For comparable sales detail, see the comps guide. For the full Python setup, see the Python tutorial. For property field documentation, see the property data guide. For lender-side valuation, see the lenders guide.

Frequently asked questions

Can appraisers use the Zillow API?

Yes. Appraisers use third-party REST APIs like Zillapi for comp research, not to produce the final appraisal. Each API call returns recent sales, square footage, beds, baths, year built, lot size, and the Zestimate for any U.S. property.

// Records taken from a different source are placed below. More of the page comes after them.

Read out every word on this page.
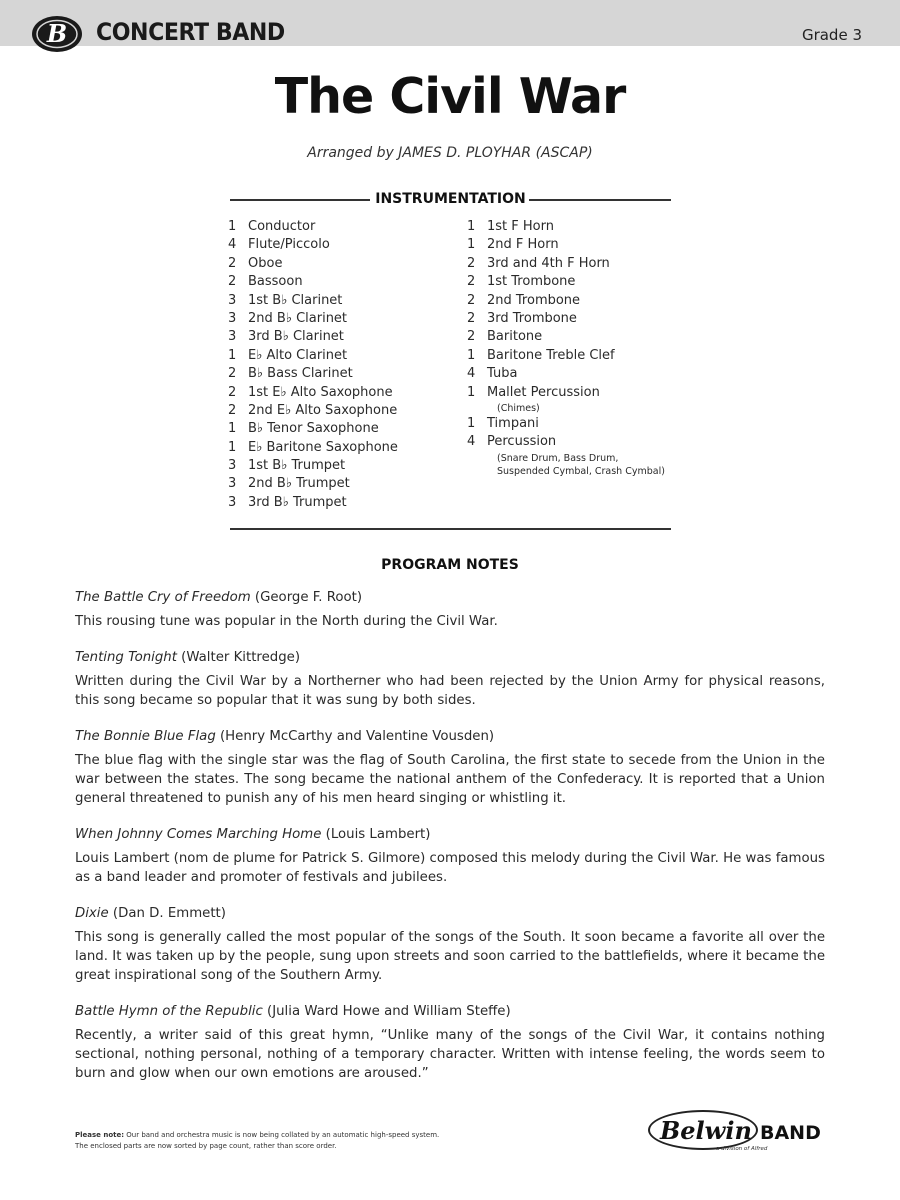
B CONCERT BAND	Grade 3
The Civil War
Arranged by JAMES D. PLOYHAR (ASCAP)
INSTRUMENTATION
1 Conductor
4 Flute/Piccolo
2 Oboe
2 Bassoon
3 1st B♭ Clarinet
3 2nd B♭ Clarinet
3 3rd B♭ Clarinet
1 E♭ Alto Clarinet
2 B♭ Bass Clarinet
2 1st E♭ Alto Saxophone
2 2nd E♭ Alto Saxophone
1 B♭ Tenor Saxophone
1 E♭ Baritone Saxophone
3 1st B♭ Trumpet
3 2nd B♭ Trumpet
3 3rd B♭ Trumpet
1 1st F Horn
1 2nd F Horn
2 3rd and 4th F Horn
2 1st Trombone
2 2nd Trombone
2 3rd Trombone
2 Baritone
1 Baritone Treble Clef
4 Tuba
1 Mallet Percussion
(Chimes)
1 Timpani
4 Percussion
(Snare Drum, Bass Drum,
Suspended Cymbal, Crash Cymbal)
PROGRAM NOTES
The Battle Cry of Freedom (George F. Root)
This rousing tune was popular in the North during the Civil War.
Tenting Tonight (Walter Kittredge)
Written during the Civil War by a Northerner who had been rejected by the Union Army for physical reasons, this song became so popular that it was sung by both sides.
The Bonnie Blue Flag (Henry McCarthy and Valentine Vousden)
The blue flag with the single star was the flag of South Carolina, the first state to secede from the Union in the war between the states. The song became the national anthem of the Confederacy. It is reported that a Union general threatened to punish any of his men heard singing or whistling it.
When Johnny Comes Marching Home (Louis Lambert)
Louis Lambert (nom de plume for Patrick S. Gilmore) composed this melody during the Civil War. He was famous as a band leader and promoter of festivals and jubilees.
Dixie (Dan D. Emmett)
This song is generally called the most popular of the songs of the South. It soon became a favorite all over the land. It was taken up by the people, sung upon streets and soon carried to the battlefields, where it became the great inspirational song of the Southern Army.
Battle Hymn of the Republic (Julia Ward Howe and William Steffe)
Recently, a writer said of this great hymn, “Unlike many of the songs of the Civil War, it contains nothing sectional, nothing personal, nothing of a temporary character. Written with intense feeling, the words seem to burn and glow when our own emotions are aroused.”
Please note: Our band and orchestra music is now being collated by an automatic high-speed system.
The enclosed parts are now sorted by page count, rather than score order.
Belwin BAND
a division of Alfred
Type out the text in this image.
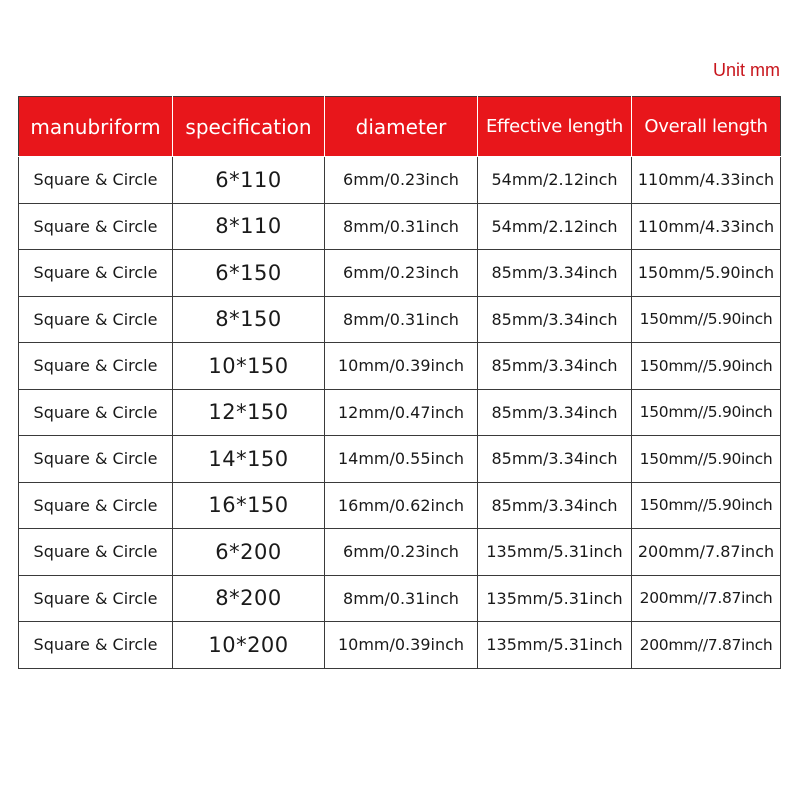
Unit mm
manubriform	specification	diameter	Effective length	Overall length
Square & Circle	6*110	6mm/0.23inch	54mm/2.12inch	110mm/4.33inch
Square & Circle	8*110	8mm/0.31inch	54mm/2.12inch	110mm/4.33inch
Square & Circle	6*150	6mm/0.23inch	85mm/3.34inch	150mm/5.90inch
Square & Circle	8*150	8mm/0.31inch	85mm/3.34inch	150mm//5.90inch
Square & Circle	10*150	10mm/0.39inch	85mm/3.34inch	150mm//5.90inch
Square & Circle	12*150	12mm/0.47inch	85mm/3.34inch	150mm//5.90inch
Square & Circle	14*150	14mm/0.55inch	85mm/3.34inch	150mm//5.90inch
Square & Circle	16*150	16mm/0.62inch	85mm/3.34inch	150mm//5.90inch
Square & Circle	6*200	6mm/0.23inch	135mm/5.31inch	200mm/7.87inch
Square & Circle	8*200	8mm/0.31inch	135mm/5.31inch	200mm//7.87inch
Square & Circle	10*200	10mm/0.39inch	135mm/5.31inch	200mm//7.87inch
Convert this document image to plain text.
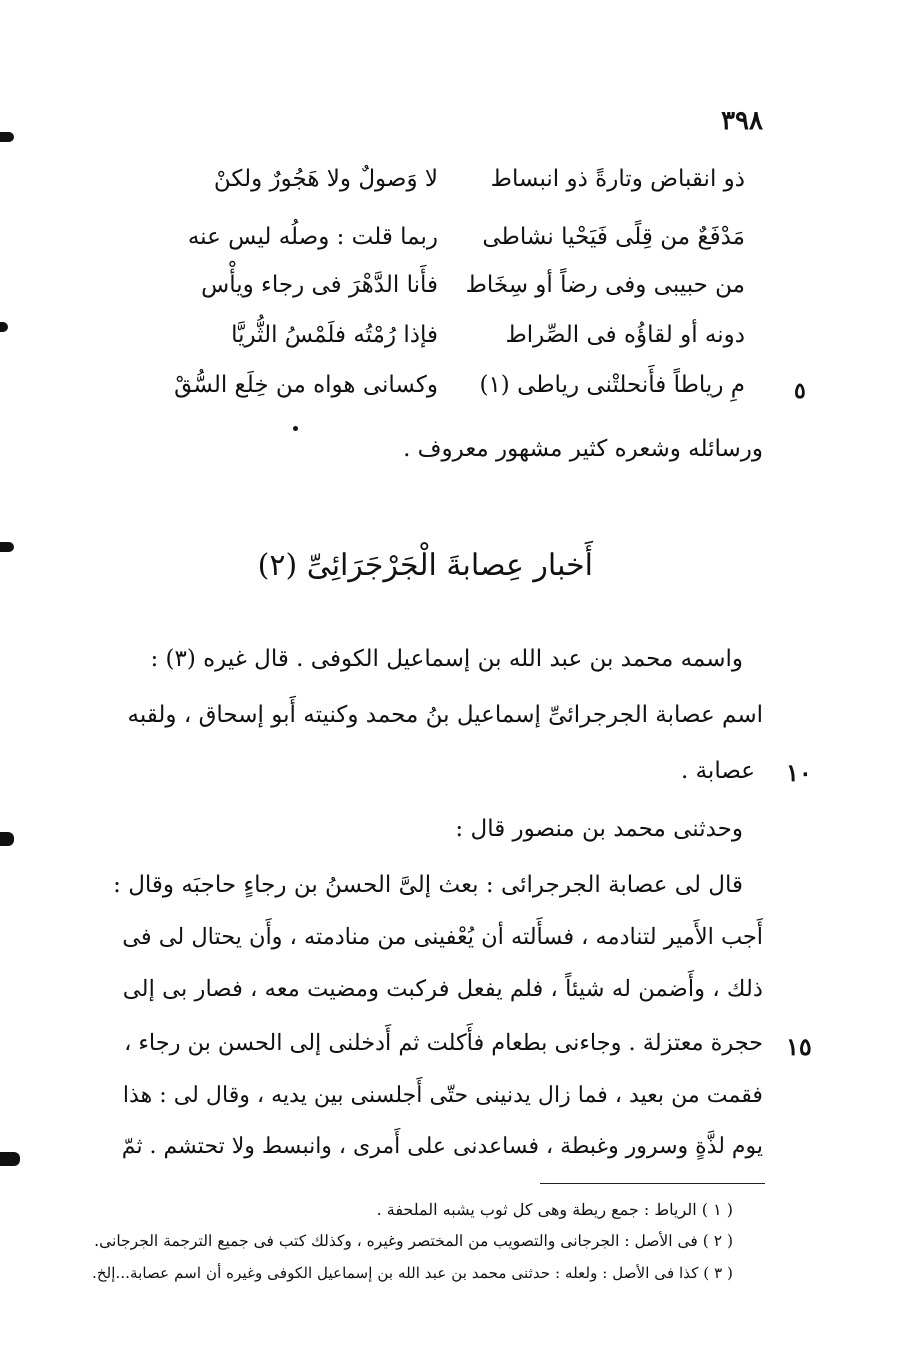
٣٩٨
لا وَصولٌ ولا هَجُورٌ ولكنْ ذو انقباض وتارةً ذو انبساط
ربما قلت : وصلُه ليس عنه مَدْفَعٌ من قِلًى فَيَحْيا نشاطى
فأَنا الدَّهْرَ فى رجاء ويأْس من حبيبى وفى رضاً أو سِخَاط
فإذا رُمْتُه فلَمْسُ الثُّريَّا	دونه أو لقاؤُه فى الصِّراط
وكسانى هواه من خِلَع السُّقْ مِ رياطاً فأَنحلتْنى رياطى (١) ٥
ورسائله وشعره كثير مشهور معروف .
أَخبار عِصابةَ الْجَرْجَرَائِىِّ (٢)
واسمه محمد بن عبد الله بن إسماعيل الكوفى . قال غيره (٣) :
اسم عصابة الجرجرائىِّ إسماعيل بنُ محمد وكنيته أَبو إسحاق ، ولقبه
عصابة . ١٠
وحدثنى محمد بن منصور قال :
قال لى عصابة الجرجرائى : بعث إلىَّ الحسنُ بن رجاءٍ حاجبَه وقال :
أَجب الأَمير لتنادمه ، فسأَلته أن يُعْفينى من منادمته ، وأَن يحتال لى فى
ذلك ، وأَضمن له شيئاً ، فلم يفعل فركبت ومضيت معه ، فصار بى إلى
حجرة معتزلة . وجاءنى بطعام فأَكلت ثم أَدخلنى إلى الحسن بن رجاء ، ١٥
فقمت من بعيد ، فما زال يدنينى حتّى أَجلسنى بين يديه ، وقال لى : هذا
يوم لذَّةٍ وسرور وغبطة ، فساعدنى على أَمرى ، وانبسط ولا تحتشم . ثمّ
( ١ ) الرياط : جمع ريطة وهى كل ثوب يشبه الملحفة .
( ٢ ) فى الأصل : الجرجانى والتصويب من المختصر وغيره ، وكذلك كتب فى جميع الترجمة الجرجانى.
( ٣ ) كذا فى الأصل : ولعله : حدثنى محمد بن عبد الله بن إسماعيل الكوفى وغيره أن اسم عصابة...إلخ.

This speeds up the data-gathering stage. The appraiser still applies professional judgment and USPAP standards. One call costs 1 credit ($0.005), and the free tier gives 100 credits at signup.

How do I pull comparable sales with the Zillow API?

Use the search endpoint with a RECENTLY_SOLD filter and a bounding box around the subject property. The API returns sold listings with price, square footage, beds, baths, and sale details. Filter the results by similarity to the subject (living area within 20 percent, same bedroom count, similar age) to build a shortlist of comps. Each search call costs 1 credit.

How do I calculate appraisal adjustments from API data?

Pull the square footage and features for the subject and each comp. Multiply your adjustment factor by the quantity difference. For example, a $60 per square foot living-area factor times a 200 square foot difference equals a $12,000 adjustment. Add or subtract the adjustment from the comp sale price. The API supplies the property characteristics; you supply the market-derived adjustment factors.

Does the Zillow API replace appraisal software?

No. The API supplies property data for comp research. It does not render a URAR, store workfiles, or enforce USPAP compliance. Appraisers still use form software like a la mode or ACI to produce the report. The API feeds the data-gathering and analysis stage that happens before the form is filled, and it costs a fraction of enterprise comp tools.

How much does comp data cost for appraisers?

Enterprise appraisal analytics tools like Redstone and HouseCanary cost hundreds to thousands per year. Zillapi costs $5 per month for 1,000 property lookups or $54 per year for 12,000. An appraiser completing 40 reports per month, pulling a search plus six comps each, uses about 280 credits. That is under $1.50 per month. The free tier gives 100 credits at signup.

What property fields matter for a comp grid?

The core comp grid fields are sale price, gross living area, bedrooms, bathrooms, year built, lot size, and sale date. The API returns all of these in one call. You compare each comp to the subject across these fields, apply adjustment factors to the differences, and arrive at an adjusted sale price for each comp. Price per square foot is a useful cross-check.